A Long Way From Home: WBA-Tottenham Preview
West Brom, then. Uncle Woy caused somewhat of a hoo-hah within the Baggies’ dressing room this week by publicly questioning the legitimacy of striker Peter Odemwingie’s duff knee. I just can’t get the bugger on the pitch, said the softly-spoken Hawthorns supremo. Peter, in a move very much a sign of the times, responded by posting an image of his knackered joints on Twitter. Look, see. It’s swollen up like an octopus’ head, for chirssakes! Not what you’d call subtle from the Nigerian net-botherer, I suppose, but he probably has every right to feel a bit miffed. Not all of these chaps are using the treatment room like their own personal day spa, you know, Roy. Or so I’m told.

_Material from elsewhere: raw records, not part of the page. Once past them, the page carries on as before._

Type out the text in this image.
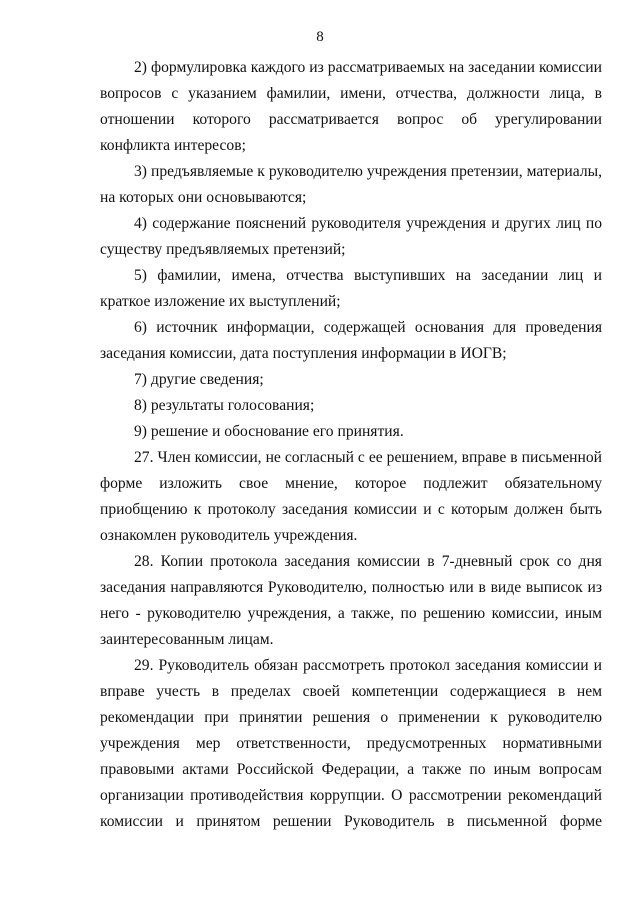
8

2) формулировка каждого из рассматриваемых на заседании комиссии вопросов с указанием фамилии, имени, отчества, должности лица, в отношении которого рассматривается вопрос об урегулировании конфликта интересов;

3) предъявляемые к руководителю учреждения претензии, материалы, на которых они основываются;

4) содержание пояснений руководителя учреждения и других лиц по существу предъявляемых претензий;

5) фамилии, имена, отчества выступивших на заседании лиц и краткое изложение их выступлений;

6) источник информации, содержащей основания для проведения заседания комиссии, дата поступления информации в ИОГВ;

7) другие сведения;

8) результаты голосования;

9) решение и обоснование его принятия.

27. Член комиссии, не согласный с ее решением, вправе в письменной форме изложить свое мнение, которое подлежит обязательному приобщению к протоколу заседания комиссии и с которым должен быть ознакомлен руководитель учреждения.

28. Копии протокола заседания комиссии в 7-дневный срок со дня заседания направляются Руководителю, полностью или в виде выписок из него - руководителю учреждения, а также, по решению комиссии, иным заинтересованным лицам.

29. Руководитель обязан рассмотреть протокол заседания комиссии и вправе учесть в пределах своей компетенции содержащиеся в нем рекомендации при принятии решения о применении к руководителю учреждения мер ответственности, предусмотренных нормативными правовыми актами Российской Федерации, а также по иным вопросам организации противодействия коррупции. О рассмотрении рекомендаций комиссии и принятом решении Руководитель в письменной форме
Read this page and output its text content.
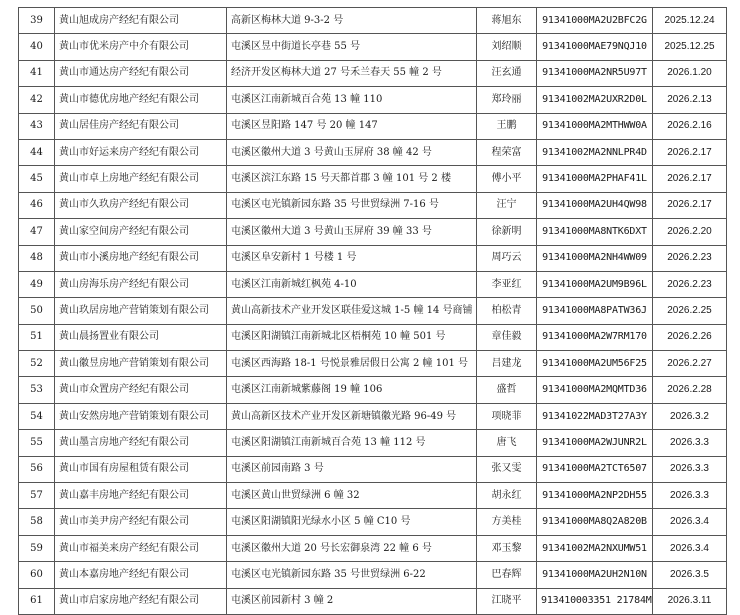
39	黄山旭成房产经纪有限公司	高新区梅林大道 9-3-2 号	蒋旭东	91341000MA2U2BFC2G	2025.12.24
40	黄山市优米房产中介有限公司	屯溪区昱中街道长亭巷 55 号	刘绍顺	91341000MAE79NQJ10	2025.12.25
41	黄山市通达房产经纪有限公司	经济开发区梅林大道 27 号禾兰春天 55 幢 2 号	汪玄通	91341000MA2NR5U97T	2026.1.20
42	黄山市德优房地产经纪有限公司	屯溪区江南新城百合苑 13 幢 110	郑玲丽	91341002MA2UXR2D0L	2026.2.13
43	黄山居佳房产经纪有限公司	屯溪区昱阳路 147 号 20 幢 147	王鹏	91341000MA2MTHWW0A	2026.2.16
44	黄山市好运来房产经纪有限公司	屯溪区徽州大道 3 号黄山玉屏府 38 幢 42 号	程荣富	91341002MA2NNLPR4D	2026.2.17
45	黄山市卓上房地产经纪有限公司	屯溪区滨江东路 15 号天都首郡 3 幢 101 号 2 楼	傅小平	91341000MA2PHAF41L	2026.2.17
46	黄山市久玖房产经纪有限公司	屯溪区屯光镇新园东路 35 号世贸绿洲 7-16 号	汪宁	91341000MA2UH4QW98	2026.2.17
47	黄山家空间房产经纪有限公司	屯溪区徽州大道 3 号黄山玉屏府 39 幢 33 号	徐新明	91341000MA8NTK6DXT	2026.2.20
48	黄山市小溪房地产经纪有限公司	屯溪区阜安新村 1 号楼 1 号	周巧云	91341000MA2NH4WW09	2026.2.23
49	黄山房海乐房产经纪有限公司	屯溪区江南新城红枫苑 4-10	李亚红	91341000MA2UM9B96L	2026.2.23
50	黄山玖居房地产营销策划有限公司	黄山高新技术产业开发区联佳爱这城 1-5 幢 14 号商铺	柏松青	91341000MA8PATW36J	2026.2.25
51	黄山晨扬置业有限公司	屯溪区阳湖镇江南新城北区梧桐苑 10 幢 501 号	章佳毅	91341000MA2W7RM170	2026.2.26
52	黄山徽昱房地产营销策划有限公司	屯溪区西海路 18-1 号悦景雅居假日公寓 2 幢 101 号	吕建龙	91341000MA2UM56F25	2026.2.27
53	黄山市众置房产经纪有限公司	屯溪区江南新城紫藤阁 19 幢 106	盛哲	91341000MA2MQMTD36	2026.2.28
54	黄山安然房地产营销策划有限公司	黄山高新区技术产业开发区新塘镇徽光路 96-49 号	项晓菲	91341022MAD3T27A3Y	2026.3.2
55	黄山墨言房地产经纪有限公司	屯溪区阳湖镇江南新城百合苑 13 幢 112 号	唐飞	91341000MA2WJUNR2L	2026.3.3
56	黄山市国有房屋租赁有限公司	屯溪区前园南路 3 号	张又雯	91341000MA2TCT6507	2026.3.3
57	黄山嘉丰房地产经纪有限公司	屯溪区黄山世贸绿洲 6 幢 32	胡永红	91341000MA2NP2DH55	2026.3.3
58	黄山市美尹房产经纪有限公司	屯溪区阳湖镇阳光绿水小区 5 幢 C10 号	方美桂	91341000MA8Q2A820B	2026.3.4
59	黄山市福美来房产经纪有限公司	屯溪区徽州大道 20 号长宏御泉湾 22 幢 6 号	邓玉黎	91341002MA2NXUMW51	2026.3.4
60	黄山本嘉房地产经纪有限公司	屯溪区屯光镇新园东路 35 号世贸绿洲 6-22	巴春辉	91341000MA2UH2N10N	2026.3.5
61	黄山市启家房地产经纪有限公司	屯溪区前园新村 3 幢 2	江晓平	913410003351 21784M	2026.3.11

Apropos to nothing in particular, Odemwingie’s declared himself fit for the weekend’s visit of Spurs- he’s in the squad, at least- and between him and the excellent Shane Long (ha. Slong) The Brom are packing ample heat with which to cause us a problem or two. Chris Brunt’s beginning to play well again, too, after having the startling fortune of being removed from my fantasy football team.
For Tottenham there’s rumours abound that Roman Pavlyuchenko might be in for a rare start. With Van der Vaart and the mighty J-Dizzle both doubts, we’re likely peering down the barrel of a good ol’ fashion meat and potato four-four-two; with the Russian and Adebayor pairing up for the first time in their colourful careers. Notwithstanding any ninety-second cameos Pav might’ve been treated to since early September. Even then I’m drawing a blank.
Anyhoo. Your predictions, if you’d be so kind. Apart from trees of green and red roses, too- I see goals. And plenty of ’em. 6-3 or something mental like that.